While recently writing an autoethnography examining the semiotics of name in relation to experience, I consistently came across criticism of ethnographic research aimed at highlighting the problem of interpretation of evidence. Coffey (1999) explains that in ethnography the researcher, and his/her interpretive eye, is as much a part of the research as are the subjects being examined. This sentiments is echoed in Garfinkle’s (1976) exploration of the documentary method of sociological research and the problem of what constitutes “reasonable findings”:
A prominent argument on behalf of this emphasis is that the documentary method is a scientifically erroneous procedure; that its use distorts the objective world in a mirror of subjective prejudice; and that where common sense situations of choice exist they do so as historical nuisances. (p. 21)
It is this assertion that any researcher must answer to when reporting and interpreting evidence.
So how does one carry out objective interpretation of qualitative findings or observations?

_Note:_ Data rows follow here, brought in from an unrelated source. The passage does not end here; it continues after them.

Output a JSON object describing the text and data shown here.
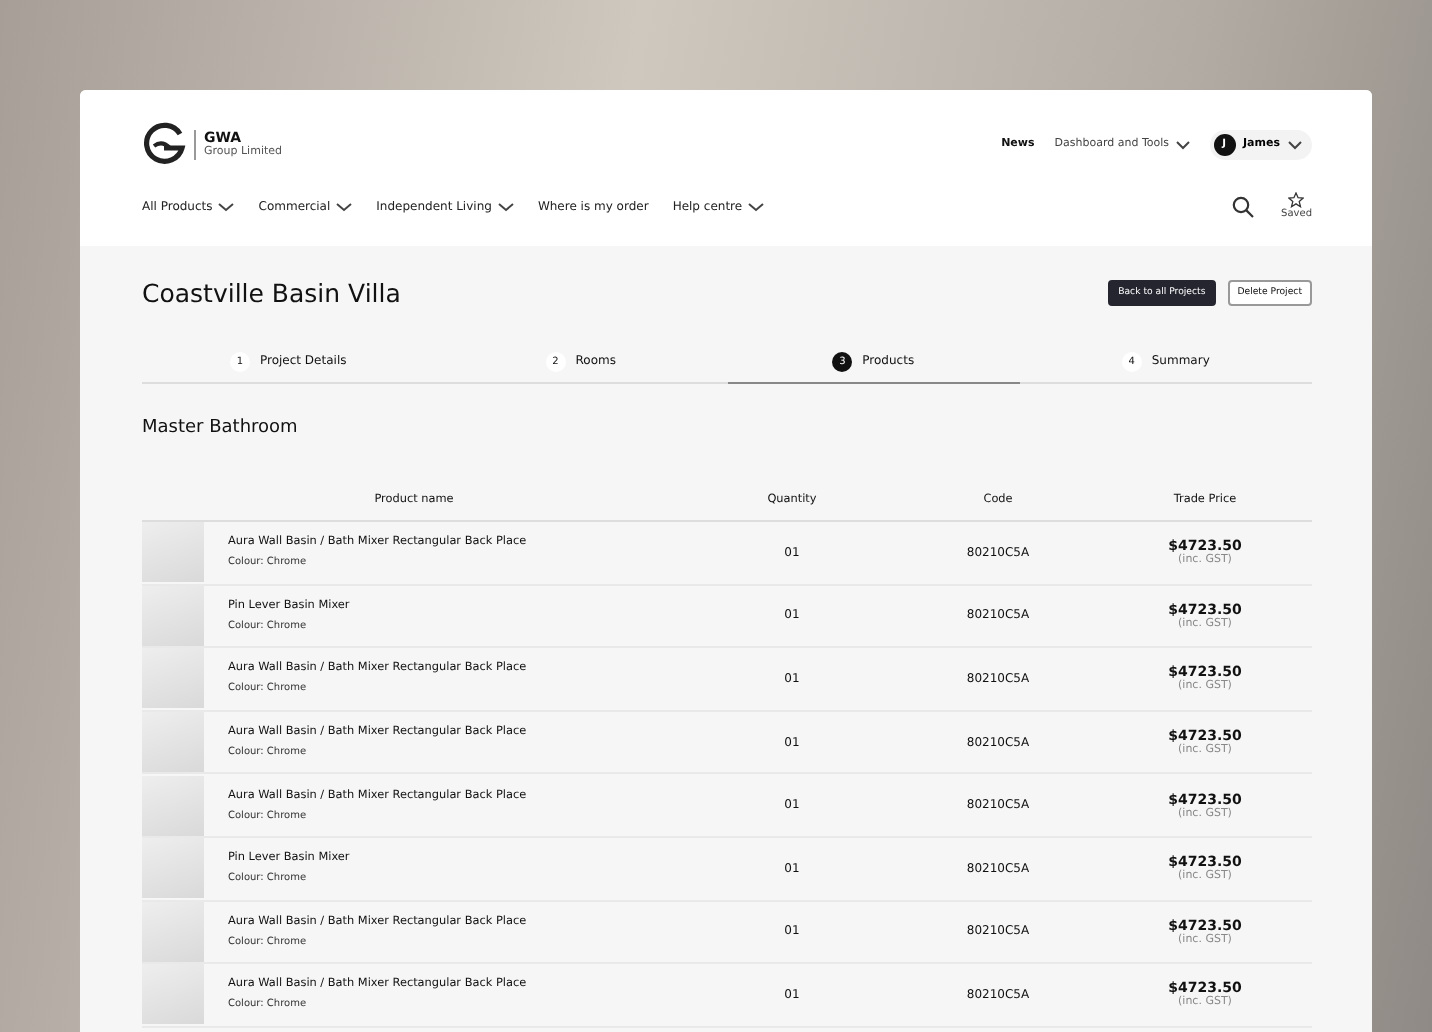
{
  "brand": {
    "name": "GWA",
    "subtitle": "Group Limited"
  },
  "top_nav": [
    {
      "label": "News",
      "dropdown": false,
      "bold": true
    },
    {
      "label": "Dashboard and Tools",
      "dropdown": true,
      "bold": false
    }
  ],
  "user": {
    "initial": "J",
    "name": "James"
  },
  "main_nav": [
    {
      "label": "All Products",
      "dropdown": true
    },
    {
      "label": "Commercial",
      "dropdown": true
    },
    {
      "label": "Independent Living",
      "dropdown": true
    },
    {
      "label": "Where is my order",
      "dropdown": false
    },
    {
      "label": "Help centre",
      "dropdown": true
    }
  ],
  "saved_label": "Saved",
  "page_title": "Coastville Basin Villa",
  "buttons": [
    {
      "label": "Back to all Projects",
      "kind": "primary"
    },
    {
      "label": "Delete Project",
      "kind": "outline"
    }
  ],
  "steps": [
    {
      "number": "1",
      "label": "Project Details",
      "selected": false
    },
    {
      "number": "2",
      "label": "Rooms",
      "selected": false
    },
    {
      "number": "3",
      "label": "Products",
      "selected": true
    },
    {
      "number": "4",
      "label": "Summary",
      "selected": false
    }
  ],
  "room_title": "Master Bathroom",
  "table": {
    "columns": [
      "Product name",
      "Quantity",
      "Code",
      "Trade Price"
    ],
    "rows": [
      {
        "name": "Aura Wall Basin / Bath Mixer Rectangular Back Place",
        "colour": "Colour: Chrome",
        "quantity": "01",
        "code": "80210C5A",
        "price": "$4723.50",
        "tax": "(inc. GST)"
      },
      {
        "name": "Pin Lever Basin Mixer",
        "colour": "Colour: Chrome",
        "quantity": "01",
        "code": "80210C5A",
        "price": "$4723.50",
        "tax": "(inc. GST)"
      },
      {
        "name": "Aura Wall Basin / Bath Mixer Rectangular Back Place",
        "colour": "Colour: Chrome",
        "quantity": "01",
        "code": "80210C5A",
        "price": "$4723.50",
        "tax": "(inc. GST)"
      },
      {
        "name": "Aura Wall Basin / Bath Mixer Rectangular Back Place",
        "colour": "Colour: Chrome",
        "quantity": "01",
        "code": "80210C5A",
        "price": "$4723.50",
        "tax": "(inc. GST)"
      },
      {
        "name": "Aura Wall Basin / Bath Mixer Rectangular Back Place",
        "colour": "Colour: Chrome",
        "quantity": "01",
        "code": "80210C5A",
        "price": "$4723.50",
        "tax": "(inc. GST)"
      },
      {
        "name": "Pin Lever Basin Mixer",
        "colour": "Colour: Chrome",
        "quantity": "01",
        "code": "80210C5A",
        "price": "$4723.50",
        "tax": "(inc. GST)"
      },
      {
        "name": "Aura Wall Basin / Bath Mixer Rectangular Back Place",
        "colour": "Colour: Chrome",
        "quantity": "01",
        "code": "80210C5A",
        "price": "$4723.50",
        "tax": "(inc. GST)"
      },
      {
        "name": "Aura Wall Basin / Bath Mixer Rectangular Back Place",
        "colour": "Colour: Chrome",
        "quantity": "01",
        "code": "80210C5A",
        "price": "$4723.50",
        "tax": "(inc. GST)"
      }
    ]
  }
}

Norton (2000) writes:
As Wolcott (1994) suggests, a major challenge for qualitative researchers is not how to get data, but how to decided what to do with the data they get. The three ways in which he suggests data can be presented are defined as descriptive, analytical, and interpretive, respectively. (p. 33)
Norton then goes on to describe a study of Canadian ESL students and her attempts to perform empowerment research, a term originally introduced by Cameron et al. (1992) – “It is the centrality of interaction ‘with’ the researched that enables research to be empowering in our sense; though we understand this as a necessary rather than sufficient condition” (in Norton, p. 23).
As I noted in my previous review of Gallagher and Marcel (1999), it seems that collaborative analysis would allow for a richer interpretation of phenomenon than an individual interpretation, one seemingly always doomed to subjectivity rather than unbiased evaluation. It is precisely this collaborative aspect that Cameron et al advocate and that Norton carries out with her own subjects. However, this collaboration may call on the researcher to wear a number of different masks when in community with his or her subjects. Norton notes the difficulty she had balancing her “diverse positions as friend, teacher, and researcher” (p. 32).
But even in an empowerment approach that highlights collaborative study, it is still the responsibility, or burden, of the sole researcher or team of researchers to bring their own assumptions about the evidence out into the open and to clearly note what is being imposed upon their findings. I’m not sure I’ve read many research reports that attempt to clarify the researcher’s identity residue as it leaves its mark on conclusions and interpretation.
Coffey, A. (1999). The Ethnographic Self. London: Sage.
Garfinkle, H. (1967). Common sense knowledge of social structures. Studies in Ethnomethodology. New Jersey: Prentice-Hall, Inc.
Norton, B. (2000). Identity and Language Learning. England: Pearson Education Limited.